Statistical methods for evaluating biosimilars are evolving toward greater use of Bayesian statistics [9]. Standard or “frequentist” statistical methods are designed to capture evidence from a simple study, estimating probabilities from the data in that study disregarding the previous evidence. Bayesian methods take into account the influence of previous evidence on the interpretation of data from a clinical trial, which is exactly the case for biosimilars, where in the time to start a clinical trial, there is already a large volume of evidence of the original product.

The scientific debate between the producer and the regulatory agency is a rational exercise on objective data. The subsequent step of decision-making, on the other hand, is a judgment of value on the risk/benefit balance implied in the decision to extend the use of the product, as well as in the decision not to do so. This process should include the judgment not only the producer and the regulatory agency, but also those of health system managers, government agencies, and patients or their representatives.

This value judgment cannot be independent of the context, the medical situation available and the resources available to deal with it.
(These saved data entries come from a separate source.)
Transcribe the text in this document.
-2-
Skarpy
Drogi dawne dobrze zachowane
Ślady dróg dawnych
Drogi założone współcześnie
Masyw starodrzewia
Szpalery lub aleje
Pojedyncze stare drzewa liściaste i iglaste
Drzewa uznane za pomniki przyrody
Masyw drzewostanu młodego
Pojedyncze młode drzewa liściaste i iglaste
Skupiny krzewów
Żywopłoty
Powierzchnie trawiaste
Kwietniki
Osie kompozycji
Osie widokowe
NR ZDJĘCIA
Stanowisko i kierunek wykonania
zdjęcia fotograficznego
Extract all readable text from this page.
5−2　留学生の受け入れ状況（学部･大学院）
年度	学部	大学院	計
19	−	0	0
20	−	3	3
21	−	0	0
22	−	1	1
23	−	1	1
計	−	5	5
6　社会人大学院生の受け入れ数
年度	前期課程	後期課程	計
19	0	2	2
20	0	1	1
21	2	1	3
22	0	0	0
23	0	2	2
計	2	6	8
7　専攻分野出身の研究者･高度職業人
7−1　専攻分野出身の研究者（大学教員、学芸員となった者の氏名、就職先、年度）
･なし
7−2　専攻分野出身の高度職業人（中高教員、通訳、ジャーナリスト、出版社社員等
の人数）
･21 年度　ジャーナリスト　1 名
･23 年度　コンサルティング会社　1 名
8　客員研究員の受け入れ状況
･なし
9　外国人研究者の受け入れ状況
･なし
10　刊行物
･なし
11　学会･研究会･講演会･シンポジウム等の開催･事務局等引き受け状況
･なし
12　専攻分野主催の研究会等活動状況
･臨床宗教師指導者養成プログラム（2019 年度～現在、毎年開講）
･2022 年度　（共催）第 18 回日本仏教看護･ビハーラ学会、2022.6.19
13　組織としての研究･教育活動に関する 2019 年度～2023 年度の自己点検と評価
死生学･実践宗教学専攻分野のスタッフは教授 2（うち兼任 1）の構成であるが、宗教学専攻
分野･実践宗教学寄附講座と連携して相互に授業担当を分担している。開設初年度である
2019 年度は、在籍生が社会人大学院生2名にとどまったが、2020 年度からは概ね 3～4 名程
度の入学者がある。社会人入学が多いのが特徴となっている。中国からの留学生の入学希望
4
The “comparator” to evaluate the data on the new product has to be the real medical situation, not a hypothetical one.

The decision to introduce a new product into the medical system in a context of previous and extensive coverage with innovative products or other therapeutic products to the “state of the art” should not have the same requirements of an equivalent decision in the context of economic and organizational difficulties to access the latest treatments.

Scientific knowledge about the product to be introduced, whenever there are obtained and evaluated, is a continuous process of knowledge acquisition that never ends. The decision to contextualize pertains what is the moment, in the length of that continuum, in which we take the step of extending the use of the product to the market.

Each country, with its health system, will be take its own decision. The specific situation in Cuba is a combination of elements that do not coincide frequently: the social vocation to guarantee full coverage for all patients, the severe financial constraints together with regulatory experience and the existence of productive capacity for the development of biopharmaceuticals.

The biosimilars program must take these specificities into account.